The key to this possible new tool in the public health battle against nicotine addiction is the alkaloids found in areca nuts. Horenstein’s team has found that some of the nut’s alkaloids could be better at targeting the desired brain receptors to treat nicotine addiction than other smoking cessation drugs such as the popular drug Chantix (varenicline). While varenicline binds to nicotine receptors in a person’s brain to help them not crave a cigarette, it also binds to some unintended receptors, causing side effects like sleepwalking and suicidal thoughts.
The researchers conducted this study on frog cells that contain the same receptors areca nut affects in the human brain and body cells, and they found that the molecules they’re developing from areca alkaloids can target these receptors more precisely, accomplishing the same goal as Chantix without the negative side effects.
“Arecoline is unique amongst those major alkaloids in acting at nicotinic receptors in addition to muscarinic receptors,” Horenstein tells the audience at ACS on Wednesday. “And so this sort of set up the idea that perhaps the nut could serve as an inspiration for the identification of compounds that had the ability to interact with nicotinic receptors that are involved in the addiction cycle.”

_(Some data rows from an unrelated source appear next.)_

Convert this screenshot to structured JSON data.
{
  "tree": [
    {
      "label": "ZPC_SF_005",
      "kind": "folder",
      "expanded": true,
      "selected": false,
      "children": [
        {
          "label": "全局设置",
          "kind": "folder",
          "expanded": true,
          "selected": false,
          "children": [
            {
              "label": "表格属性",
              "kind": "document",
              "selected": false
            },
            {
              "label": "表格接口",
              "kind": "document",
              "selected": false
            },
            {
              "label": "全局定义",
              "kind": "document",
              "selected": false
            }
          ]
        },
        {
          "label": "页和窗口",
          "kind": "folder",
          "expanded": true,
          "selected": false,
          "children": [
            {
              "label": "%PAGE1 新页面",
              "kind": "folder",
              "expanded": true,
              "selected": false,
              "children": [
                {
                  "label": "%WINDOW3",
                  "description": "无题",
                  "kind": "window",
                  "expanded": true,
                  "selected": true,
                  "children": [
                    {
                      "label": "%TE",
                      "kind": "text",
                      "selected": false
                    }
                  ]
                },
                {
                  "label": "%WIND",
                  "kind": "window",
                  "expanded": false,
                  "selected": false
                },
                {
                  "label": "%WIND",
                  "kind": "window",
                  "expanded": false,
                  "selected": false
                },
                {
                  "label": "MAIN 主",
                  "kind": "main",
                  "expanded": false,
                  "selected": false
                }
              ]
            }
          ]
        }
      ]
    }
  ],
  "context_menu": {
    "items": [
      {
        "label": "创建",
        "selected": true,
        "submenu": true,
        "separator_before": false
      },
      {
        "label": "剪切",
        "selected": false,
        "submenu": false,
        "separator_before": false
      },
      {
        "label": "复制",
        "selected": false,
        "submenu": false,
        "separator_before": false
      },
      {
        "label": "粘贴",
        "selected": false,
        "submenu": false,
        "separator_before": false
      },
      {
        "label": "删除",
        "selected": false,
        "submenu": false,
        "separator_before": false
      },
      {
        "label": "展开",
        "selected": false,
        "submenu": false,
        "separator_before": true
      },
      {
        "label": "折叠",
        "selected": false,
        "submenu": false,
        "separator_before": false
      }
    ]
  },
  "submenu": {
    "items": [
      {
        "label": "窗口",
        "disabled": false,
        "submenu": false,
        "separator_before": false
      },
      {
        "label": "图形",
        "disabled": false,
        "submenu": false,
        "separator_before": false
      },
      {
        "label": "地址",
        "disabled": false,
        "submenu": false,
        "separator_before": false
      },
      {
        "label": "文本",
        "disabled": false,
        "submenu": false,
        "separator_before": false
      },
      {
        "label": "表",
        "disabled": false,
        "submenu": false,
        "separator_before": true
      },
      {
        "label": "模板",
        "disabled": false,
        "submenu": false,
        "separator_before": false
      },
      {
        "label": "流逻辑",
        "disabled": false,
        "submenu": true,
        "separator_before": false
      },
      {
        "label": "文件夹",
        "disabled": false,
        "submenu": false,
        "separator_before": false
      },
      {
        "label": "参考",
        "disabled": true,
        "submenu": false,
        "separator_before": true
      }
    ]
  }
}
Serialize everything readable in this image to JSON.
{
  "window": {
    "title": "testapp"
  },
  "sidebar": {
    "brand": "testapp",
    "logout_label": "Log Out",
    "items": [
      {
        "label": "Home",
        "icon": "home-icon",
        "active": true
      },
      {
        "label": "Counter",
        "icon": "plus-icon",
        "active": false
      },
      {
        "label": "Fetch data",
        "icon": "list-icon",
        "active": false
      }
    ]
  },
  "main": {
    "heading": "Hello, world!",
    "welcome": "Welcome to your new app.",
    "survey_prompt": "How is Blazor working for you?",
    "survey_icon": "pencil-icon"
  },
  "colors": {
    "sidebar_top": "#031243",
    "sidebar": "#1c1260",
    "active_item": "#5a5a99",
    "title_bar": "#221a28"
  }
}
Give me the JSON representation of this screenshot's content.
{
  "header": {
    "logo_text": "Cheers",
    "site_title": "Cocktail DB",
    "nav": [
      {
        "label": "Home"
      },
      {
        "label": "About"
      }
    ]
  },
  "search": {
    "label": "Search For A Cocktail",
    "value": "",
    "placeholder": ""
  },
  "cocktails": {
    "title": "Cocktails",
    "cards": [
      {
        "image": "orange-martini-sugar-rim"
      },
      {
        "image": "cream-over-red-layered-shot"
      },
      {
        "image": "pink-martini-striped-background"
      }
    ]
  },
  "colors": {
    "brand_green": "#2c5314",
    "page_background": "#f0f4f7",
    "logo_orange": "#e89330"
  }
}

While this research is still in its early stages, this report suggests that the concept is based on solid science. Horenstein says that the next steps are to enhance the potencies of these molecules and test them in animals.
Watch the full conference presentation:
Photos via Flickr / Yoann Gruson-Daniel, Horenstein et al, Flickr / koolb
Abstract: The Areca nut is well known in southeastern Asia as the source of muscarinic active alkaloids that constitute a popular addictive drug known as the betel quid, in which limed extracts of the nut are rolled in betel vine leaves and in some cases, include tobacco. Of the four known alkaloids in Areca, arecoline is the most active muscarinic agonist while guvacoline is less potent. Arecaidine is an M2 selective agonist. Muscarinic activity has not been reported for guvacine, a GABA transport inhibitor. Two electrode voltage clamp electrophysiology experiments in Xenopus oocytes expressing muscarinic or nicotinic receptors have revealed that in addition to muscarinic activity, arecoline displays weak nicotinic partial agonism with a selectivity profile favoring α4β2 and α6β2β3α4β2 subtypes considered as targets for therapeutics aimed at nicotine addiction, while avoiding α7, α3β4, and muscle-type nAChR. This is in contradistinction to the known therapeutics cytisine and varenicline which although capable of partial agonism at α4β2 and α6β2β3α4β2 receptors, are strong agonists of the α7 receptor, and show significant activity at ganglionic α3β4 receptors. The arecoline analog isoarecolone shows an even more pronounced selectivity for α4β2 and α6β2β3α4β2 receptors compared to arecoline. It is noteworthy that whereas arecoline shows significant muscarinic activity, primarily at M1 mAChR, isoarecolone has nearly abolished activity at M1 and significantly reduced mAChR activity in assays against co-expressed M1, M2, and M3 receptors. Isoarecolone thus represents an interesting template for the development of new agents targeting α4β2 and α6β2β3α4β2 receptors. Interestingly we have found that Areca extracts also demonstrate an inhibitory component acting at nicotinic receptors. Fractionation based on size revealed that while both mAChR and nAChR activities resided in the low molecular weight fraction < 1 kDa, the inhibitory component was large with an estimated size > 10 kDa. These results will be discussed in the context of development of new therapeutics aimed at smoking cessation.